All areas should be observed for evidence of open injury, including lacerations and abrasions. The patient should be asked to demonstrate any ankle and toe motion that can be performed voluntarily without assistance.

Posterior tibial and dorsalis pedis pulses should be checked and compared with the pulses on the uninjured side. Up to 15% of the population has a congenital absence of the dorsalis pedis artery. Adequate distal capillary artery refill—that is, 2 seconds or less—should be checked for.

The patient should be assessed for distal sensation and evidence of compartment syndrome tingling, decreased sensation, swelling, pale skin, diminished pulses, and severe pain with passive movement of the toes.

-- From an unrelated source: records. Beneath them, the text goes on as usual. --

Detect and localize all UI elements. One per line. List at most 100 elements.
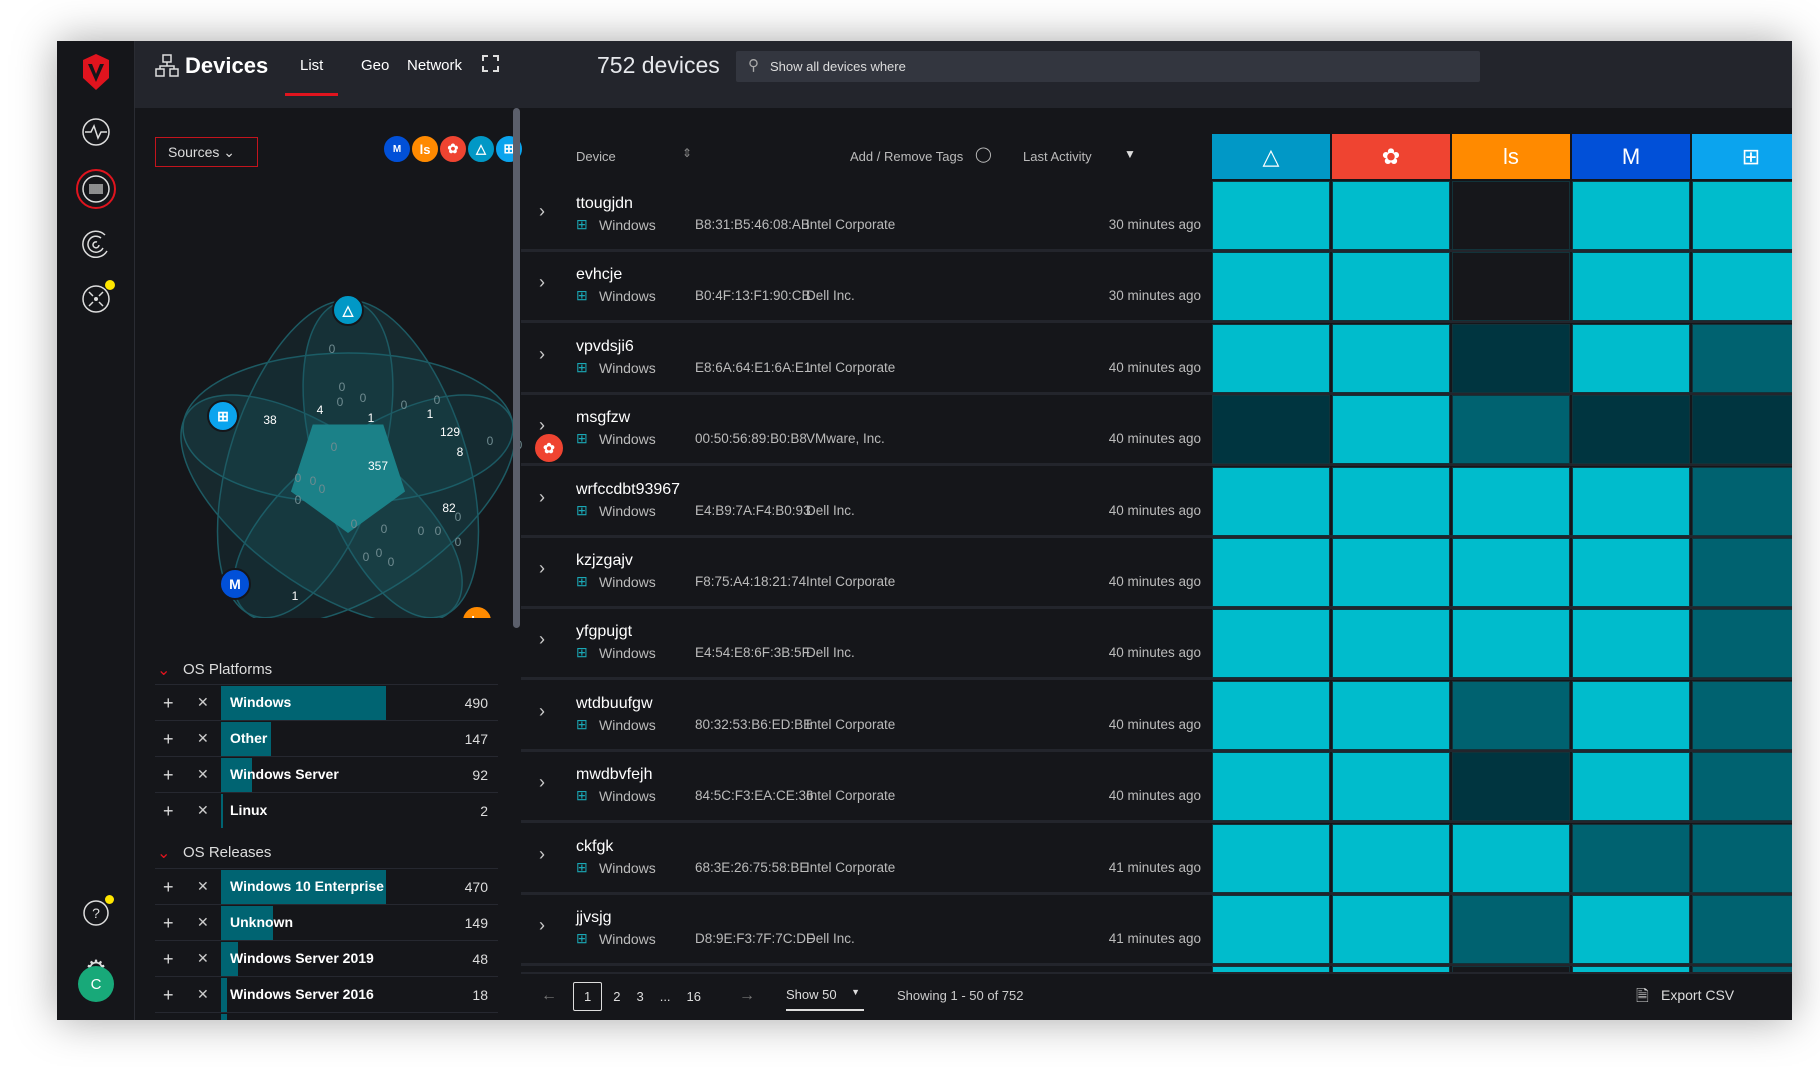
activity-icon[interactable]	[79, 115, 113, 149]
expand-chevron-icon[interactable]: ›	[539, 629, 545, 650]
windows-icon[interactable]: ⊞	[207, 400, 239, 432]
expand-chevron-icon[interactable]: ›	[539, 844, 545, 865]
tab-network[interactable]: Network	[407, 57, 462, 74]
table-row[interactable]: › yfgpujgt ⊞ Windows E4:54:E8:6F:3B:5F D…	[521, 609, 1792, 681]
expand-chevron-icon[interactable]: ›	[539, 272, 545, 293]
sort-icon[interactable]: ▼	[1124, 147, 1136, 161]
crowdstrike-icon[interactable]: ✿	[439, 135, 467, 163]
device-name[interactable]: vpvdsji6	[576, 338, 634, 356]
expand-chevron-icon[interactable]: ›	[539, 701, 545, 722]
heat-cell-mid[interactable]	[1452, 680, 1570, 750]
radar-icon[interactable]	[79, 227, 113, 261]
heat-cell-high[interactable]	[1572, 466, 1690, 536]
table-row[interactable]: › msgfzw ⊞ Windows 00:50:56:89:B0:B8 VMw…	[521, 395, 1792, 467]
include-icon[interactable]: +	[163, 693, 174, 714]
source-column-windows[interactable]: ⊞	[1692, 134, 1792, 179]
heat-cell-mid[interactable]	[1572, 823, 1690, 893]
network-icon[interactable]	[79, 280, 115, 316]
collapse-chevron-icon[interactable]: ⌄	[157, 660, 170, 680]
heat-cell-high[interactable]	[1572, 323, 1690, 393]
collapse-chevron-icon[interactable]: ⌄	[157, 843, 170, 863]
heat-cell-high[interactable]	[1572, 680, 1690, 750]
heat-cell-low[interactable]	[1572, 395, 1690, 465]
heat-cell-high[interactable]	[1332, 895, 1450, 964]
fullscreen-icon[interactable]	[482, 55, 499, 72]
next-page-icon[interactable]: →	[739, 987, 755, 1005]
table-row[interactable]: › ttougjdn ⊞ Windows B8:31:B5:46:08:AB I…	[521, 181, 1792, 252]
tag-icon[interactable]: ◯	[975, 145, 992, 163]
heat-cell-mid[interactable]	[1452, 395, 1570, 465]
heat-cell-high[interactable]	[1332, 395, 1450, 465]
table-row[interactable]: › kzjzgajv ⊞ Windows F8:75:A4:18:21:74 I…	[521, 538, 1792, 609]
facet-label[interactable]: Other	[230, 730, 267, 746]
heat-cell-high[interactable]	[1452, 466, 1570, 536]
source-column-malwarebytes-neb[interactable]: M	[1572, 134, 1690, 179]
heat-cell-high[interactable]	[1332, 181, 1450, 250]
exclude-icon[interactable]: ✕	[197, 914, 209, 931]
page-size-select[interactable]: Show 50 ▼	[786, 987, 864, 1011]
heat-cell-low[interactable]	[1692, 395, 1792, 465]
heat-cell-high[interactable]	[1332, 752, 1450, 822]
heat-cell-high[interactable]	[1332, 323, 1450, 393]
expand-chevron-icon[interactable]: ›	[539, 772, 545, 793]
heat-cell-high[interactable]	[1212, 895, 1330, 964]
include-icon[interactable]: +	[163, 985, 174, 1006]
facet-label[interactable]: Windows Server 2019	[230, 950, 374, 966]
device-name[interactable]: evhcje	[576, 266, 622, 284]
heat-cell-high[interactable]	[1572, 538, 1690, 607]
heat-cell-high[interactable]	[1332, 466, 1450, 536]
heat-cell-low[interactable]	[1212, 395, 1330, 465]
heat-cell-high[interactable]	[1452, 538, 1570, 607]
table-row[interactable]: › ckfgk ⊞ Windows 68:3E:26:75:58:BE Inte…	[521, 823, 1792, 895]
user-avatar[interactable]: C	[78, 966, 114, 1002]
expand-chevron-icon[interactable]: ›	[539, 201, 545, 222]
page-2[interactable]: 2	[608, 983, 625, 1010]
heat-cell-high[interactable]	[1452, 609, 1570, 679]
heat-cell-mid[interactable]	[1452, 895, 1570, 964]
device-name[interactable]: msgfzw	[576, 409, 630, 427]
heat-cell-high[interactable]	[1212, 466, 1330, 536]
device-name[interactable]: kzjzgajv	[576, 552, 633, 570]
heat-cell-high[interactable]	[1572, 752, 1690, 822]
malwarebytes-icon[interactable]: M	[383, 135, 411, 163]
page-3[interactable]: 3	[631, 983, 648, 1010]
export-csv-button[interactable]: Export CSV	[1661, 987, 1734, 1003]
facet-label[interactable]: Windows	[230, 694, 291, 710]
heat-cell-high[interactable]	[1212, 252, 1330, 322]
expand-chevron-icon[interactable]: ›	[539, 558, 545, 579]
device-name[interactable]: jjvsjg	[576, 909, 612, 927]
expand-chevron-icon[interactable]: ›	[539, 415, 545, 436]
heat-cell-high[interactable]	[1572, 181, 1690, 250]
exclude-icon[interactable]: ✕	[197, 766, 209, 783]
source-column-logstash[interactable]: ls	[1452, 134, 1570, 179]
heat-cell-high[interactable]	[1212, 323, 1330, 393]
sort-icon[interactable]: ⇕	[682, 146, 692, 160]
column-device[interactable]: Device	[576, 149, 616, 164]
facet-label[interactable]: Linux	[230, 802, 267, 818]
exclude-icon[interactable]: ✕	[197, 730, 209, 747]
source-column-armis[interactable]: △	[1212, 134, 1330, 179]
column-last-activity[interactable]: Last Activity	[1023, 149, 1092, 164]
table-row[interactable]: › wrfccdbt93967 ⊞ Windows E4:B9:7A:F4:B0…	[521, 466, 1792, 538]
heat-cell-none[interactable]	[1452, 252, 1570, 322]
exclude-icon[interactable]: ✕	[197, 694, 209, 711]
page-16[interactable]: 16	[682, 983, 706, 1010]
facet-label[interactable]: Windows Server	[230, 766, 339, 782]
malwarebytes-icon[interactable]: M	[219, 568, 251, 600]
device-name[interactable]: mwdbvfejh	[576, 766, 652, 784]
page-1[interactable]: 1	[573, 982, 603, 1011]
include-icon[interactable]: +	[163, 801, 174, 822]
expand-chevron-icon[interactable]: ›	[539, 487, 545, 508]
facet-label[interactable]: Windows 10 Enterprise	[230, 878, 384, 894]
heat-cell-high[interactable]	[1452, 823, 1570, 893]
heat-cell-mid[interactable]	[1692, 680, 1792, 750]
device-name[interactable]: ttougjdn	[576, 195, 633, 213]
table-row[interactable]: › mwdbvfejh ⊞ Windows 84:5C:F3:EA:CE:36 …	[521, 752, 1792, 824]
include-icon[interactable]: +	[163, 949, 174, 970]
heat-cell-none[interactable]	[1452, 181, 1570, 250]
heat-cell-high[interactable]	[1692, 252, 1792, 322]
heat-cell-high[interactable]	[1572, 252, 1690, 322]
heat-cell-high[interactable]	[1692, 181, 1792, 250]
heat-cell-mid[interactable]	[1692, 609, 1792, 679]
exclude-icon[interactable]: ✕	[197, 878, 209, 895]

The knee, the leg, and the foot should be examined for tenderness, ecchymosis, and swelling. Radiographs of the knee, the leg, and the foot are needed if there are positive findings. Careful attention must be paid to the fibula, which must also be palpated and inspected along its entire length. Fibular fractures are commonly associated with triplane fractures. A fibular fracture likely to be missed upon initial evaluation is the Maisonneuve fracture of the proximal fibula, as reported by Healy. [25]

Other areas at high risk for fracture, such as the calcaneus and the proximal fifth metatarsal, should be inspected and palpated. The calcaneus should be cupped as if it were a tennis ball and gently compressed. If pain is elicited, a calcaneal fracture should be suspected.